Würdest du das für mich tun?
Was soll ich für dich tun?
Die Welt erzählen.“
Der Hinduismus kennt eine Vielzahl von Göttern und Göttinnen und genauso viele Legenden gibt es über das Liebespaar Shiva und Parvati. Einige hat Ilia Trojanow in seinen Text eingeflochten. Zudem übernimmt er die Rolle Parvatis und erzählt die Welt – zumindest einen Teil davon. Nach Afrika, Indien und Mekka begleiten ihn seine Leser, um den „Versuchungen der Fremde“ zu erliegen. Dabei sollte man weniger Reisereportagen im engeren Sinne erwarten, sondern viel eher „Zustandsbeschreibungen, Schilderungen, Reisebilder, Augenzeugenberichte, Suchmeldungen.“, wie Roger Willemsen treffend in seinem Vorwort vermerkt. „Trojanow reist, indem er die weiche Stelle in der Fremde sucht, den Ort, die Situation, die ihn einlassen werden.“
Durchlässige Membranen findet er auf seinen Reisen scheinbar mühelos.
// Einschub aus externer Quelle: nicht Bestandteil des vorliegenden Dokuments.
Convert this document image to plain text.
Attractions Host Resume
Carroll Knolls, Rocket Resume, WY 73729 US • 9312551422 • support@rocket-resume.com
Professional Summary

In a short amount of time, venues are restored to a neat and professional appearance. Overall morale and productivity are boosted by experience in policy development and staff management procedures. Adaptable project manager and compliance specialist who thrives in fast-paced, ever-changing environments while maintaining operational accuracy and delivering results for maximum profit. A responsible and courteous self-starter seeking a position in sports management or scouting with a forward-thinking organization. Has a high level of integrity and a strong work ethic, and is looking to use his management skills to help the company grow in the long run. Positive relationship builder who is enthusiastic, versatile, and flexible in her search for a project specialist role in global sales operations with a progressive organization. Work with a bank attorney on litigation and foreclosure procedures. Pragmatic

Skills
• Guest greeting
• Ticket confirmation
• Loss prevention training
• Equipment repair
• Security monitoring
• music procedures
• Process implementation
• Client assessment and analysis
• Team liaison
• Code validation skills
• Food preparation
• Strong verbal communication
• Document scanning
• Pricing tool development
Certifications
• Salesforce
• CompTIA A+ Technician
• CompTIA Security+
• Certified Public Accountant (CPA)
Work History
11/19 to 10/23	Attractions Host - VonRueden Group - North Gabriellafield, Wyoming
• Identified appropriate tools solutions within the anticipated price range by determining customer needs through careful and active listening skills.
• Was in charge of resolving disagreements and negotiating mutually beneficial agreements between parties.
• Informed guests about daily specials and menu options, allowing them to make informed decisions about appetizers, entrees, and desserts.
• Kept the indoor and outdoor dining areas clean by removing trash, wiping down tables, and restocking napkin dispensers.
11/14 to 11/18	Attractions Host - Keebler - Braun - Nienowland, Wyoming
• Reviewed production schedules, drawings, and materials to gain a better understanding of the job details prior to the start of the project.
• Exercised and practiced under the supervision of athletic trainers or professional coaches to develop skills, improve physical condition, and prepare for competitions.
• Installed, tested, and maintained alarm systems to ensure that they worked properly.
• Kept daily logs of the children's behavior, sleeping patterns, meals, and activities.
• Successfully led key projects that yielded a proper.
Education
Vielleicht, weil er sich auf die innigste Art der Entdeckung einlässt: „Nur wer zu Fuß geht, sieht mit dem ganzen Körper.“, so Trojanow. Und auch dann niemals als Flaneur, „sondern als Augenzeuge mit der seltenen Bereitschaft, sich aus sich selbst zu lösen in einem großherzigen Akt des Selbstverzichts.“, erkennt Roger Willemsen völlig zu Recht. Seine Gefühle und Empfindungen nimmt Trojanow in seinen Texten weitestgehend zurück. Nicht als Tourist erlebt man ihn, sondern „als Prisma, in dem sich die Welt zeigt“, als „Medium der Fremde“.
So betritt der Leser gemeinsam mit dem „Weltensammler“ zum Beispiel an der ostafrikanischen Küste ein Haus der Suaheli, in dem es einen 'Raum des Lebens und des Sterbens', gefangengenommen von einer besonders beruhigenden Schönheit. „Nur eine Tür führt in ihn hinein. Durch sie wird der Mensch als Baby in die Welt hinaus- und durch sie wird er nach seinem Tod wieder hereingetragen. Von dieser Ecke des Hauses aus findet der Suaheli zu seinem Leben, und hier wird er in den ersten Tagen nach seinem Tod aufbewahrt. Der natürliche Kreislauf schließt sich in diesem Raum.“
Ungesehen glaubt man ihm auch, dass die Große Moschee in Mekka zu den schönsten Bauwerken der Menschheit gehört, da in ihr Architektur mit Leben gefüllte Substanz wird. Seine Beschreibungen suggerieren geradezu vor dem eigenen geistigen Auge das „Perpetuum mobile der Hingabe“ der rotierenden Menschheit auf der „Töpferscheibe Gottes“, als die er die die Kaaba umrundenden Pilger wahrnimmt.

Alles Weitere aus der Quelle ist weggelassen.